Led by Representative Mikie Sherrill, a New Jersey Democrat and former Navy pilot, more than 30 lawmakers called on Wednesday for an investigation into visitors’ access to the Capitol on the day before the riot. In a letter to the acting House and Senate sergeants-at-arms and the U.S. Capitol Police, the lawmakers, many of whom served in the military and said they were trained to “recognize suspicious activity,” demanded answers about what they described as an “extremely high number of outside groups” let into the Capitol on Jan. 5 at a time when most tours were restricted because of the coronavirus pandemic.

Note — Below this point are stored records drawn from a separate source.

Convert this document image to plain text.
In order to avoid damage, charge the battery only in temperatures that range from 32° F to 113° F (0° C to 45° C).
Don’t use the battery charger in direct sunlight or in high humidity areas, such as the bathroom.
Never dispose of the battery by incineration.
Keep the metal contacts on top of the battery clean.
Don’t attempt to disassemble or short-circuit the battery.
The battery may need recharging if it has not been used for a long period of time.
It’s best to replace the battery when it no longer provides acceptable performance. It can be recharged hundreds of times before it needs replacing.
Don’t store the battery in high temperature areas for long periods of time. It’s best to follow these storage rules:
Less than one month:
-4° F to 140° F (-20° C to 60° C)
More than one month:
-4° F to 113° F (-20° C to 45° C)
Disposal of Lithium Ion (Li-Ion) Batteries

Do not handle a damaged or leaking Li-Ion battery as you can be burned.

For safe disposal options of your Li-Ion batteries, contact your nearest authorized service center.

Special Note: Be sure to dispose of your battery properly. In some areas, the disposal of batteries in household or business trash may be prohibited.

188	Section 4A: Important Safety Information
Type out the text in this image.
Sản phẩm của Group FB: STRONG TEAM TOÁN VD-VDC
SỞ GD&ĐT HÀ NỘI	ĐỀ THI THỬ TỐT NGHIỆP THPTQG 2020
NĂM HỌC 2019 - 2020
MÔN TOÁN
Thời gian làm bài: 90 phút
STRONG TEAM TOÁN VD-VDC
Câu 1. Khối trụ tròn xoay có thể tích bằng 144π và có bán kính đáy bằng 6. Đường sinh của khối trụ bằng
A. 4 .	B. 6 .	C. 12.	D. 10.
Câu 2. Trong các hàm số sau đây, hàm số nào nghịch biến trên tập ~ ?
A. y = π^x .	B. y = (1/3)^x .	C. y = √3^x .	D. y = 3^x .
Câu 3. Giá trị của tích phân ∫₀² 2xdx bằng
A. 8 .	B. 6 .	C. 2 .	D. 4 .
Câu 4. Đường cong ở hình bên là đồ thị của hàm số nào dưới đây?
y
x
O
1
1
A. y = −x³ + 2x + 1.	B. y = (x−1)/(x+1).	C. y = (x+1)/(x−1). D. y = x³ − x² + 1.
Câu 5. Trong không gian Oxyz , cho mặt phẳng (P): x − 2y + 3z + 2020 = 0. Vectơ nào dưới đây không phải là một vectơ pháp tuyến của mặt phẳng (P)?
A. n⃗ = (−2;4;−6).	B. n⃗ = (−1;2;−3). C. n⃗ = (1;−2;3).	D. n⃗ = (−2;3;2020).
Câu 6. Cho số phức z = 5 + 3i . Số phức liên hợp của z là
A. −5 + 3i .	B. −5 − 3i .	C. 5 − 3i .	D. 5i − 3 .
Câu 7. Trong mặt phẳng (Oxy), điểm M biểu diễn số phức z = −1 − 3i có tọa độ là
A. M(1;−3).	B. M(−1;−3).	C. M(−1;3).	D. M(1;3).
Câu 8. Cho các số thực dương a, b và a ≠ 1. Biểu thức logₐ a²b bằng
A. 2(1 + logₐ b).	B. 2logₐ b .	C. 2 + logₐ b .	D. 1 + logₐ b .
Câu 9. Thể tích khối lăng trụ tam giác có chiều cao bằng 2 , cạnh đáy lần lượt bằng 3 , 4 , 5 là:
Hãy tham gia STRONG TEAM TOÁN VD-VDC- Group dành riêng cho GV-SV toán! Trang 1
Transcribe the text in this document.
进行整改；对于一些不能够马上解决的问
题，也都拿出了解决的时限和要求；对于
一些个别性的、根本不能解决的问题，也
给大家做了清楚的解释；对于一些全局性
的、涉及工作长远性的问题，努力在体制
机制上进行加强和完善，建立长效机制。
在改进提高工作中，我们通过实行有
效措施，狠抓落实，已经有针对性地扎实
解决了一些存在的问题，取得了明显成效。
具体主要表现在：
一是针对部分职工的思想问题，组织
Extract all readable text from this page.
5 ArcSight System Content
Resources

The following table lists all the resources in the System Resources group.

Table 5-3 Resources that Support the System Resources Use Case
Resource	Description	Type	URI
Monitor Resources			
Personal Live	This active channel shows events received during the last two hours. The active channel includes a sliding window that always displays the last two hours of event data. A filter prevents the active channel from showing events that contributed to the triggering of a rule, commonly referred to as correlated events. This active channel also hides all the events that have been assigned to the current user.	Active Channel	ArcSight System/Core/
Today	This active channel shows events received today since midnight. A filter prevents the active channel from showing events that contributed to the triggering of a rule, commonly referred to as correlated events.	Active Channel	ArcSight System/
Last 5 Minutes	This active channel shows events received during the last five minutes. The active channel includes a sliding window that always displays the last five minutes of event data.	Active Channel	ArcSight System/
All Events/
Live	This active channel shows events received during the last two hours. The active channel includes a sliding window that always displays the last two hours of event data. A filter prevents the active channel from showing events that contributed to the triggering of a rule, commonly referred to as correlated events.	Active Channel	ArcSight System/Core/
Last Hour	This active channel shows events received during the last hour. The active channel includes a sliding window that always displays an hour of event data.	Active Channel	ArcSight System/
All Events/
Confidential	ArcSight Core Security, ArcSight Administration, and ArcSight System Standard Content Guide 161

Separately, the inspector general’s office of the Capitol Police said it was opening a potentially wide-ranging inquiry into security breaches connected to the siege. The Government Accountability Office, a nonpartisan federal watchdog agency, signaled that it would look into what role, if any, members of Congress may have played in inciting the mob of Trump supporters who breached metal barricades and shattered windows on Jan. 6, seeking to overturn the results of the election.

How Covid-19 Accelerated the Rise of Ghost Kitchens:

Ghost kitchens are kitchens designed for delivery-only businesses, without dine-in areas or customer-facing storefronts. The pandemic has ravaged dine-in eateries, and companies that have focused on delivery could come out on top if the current trends continue.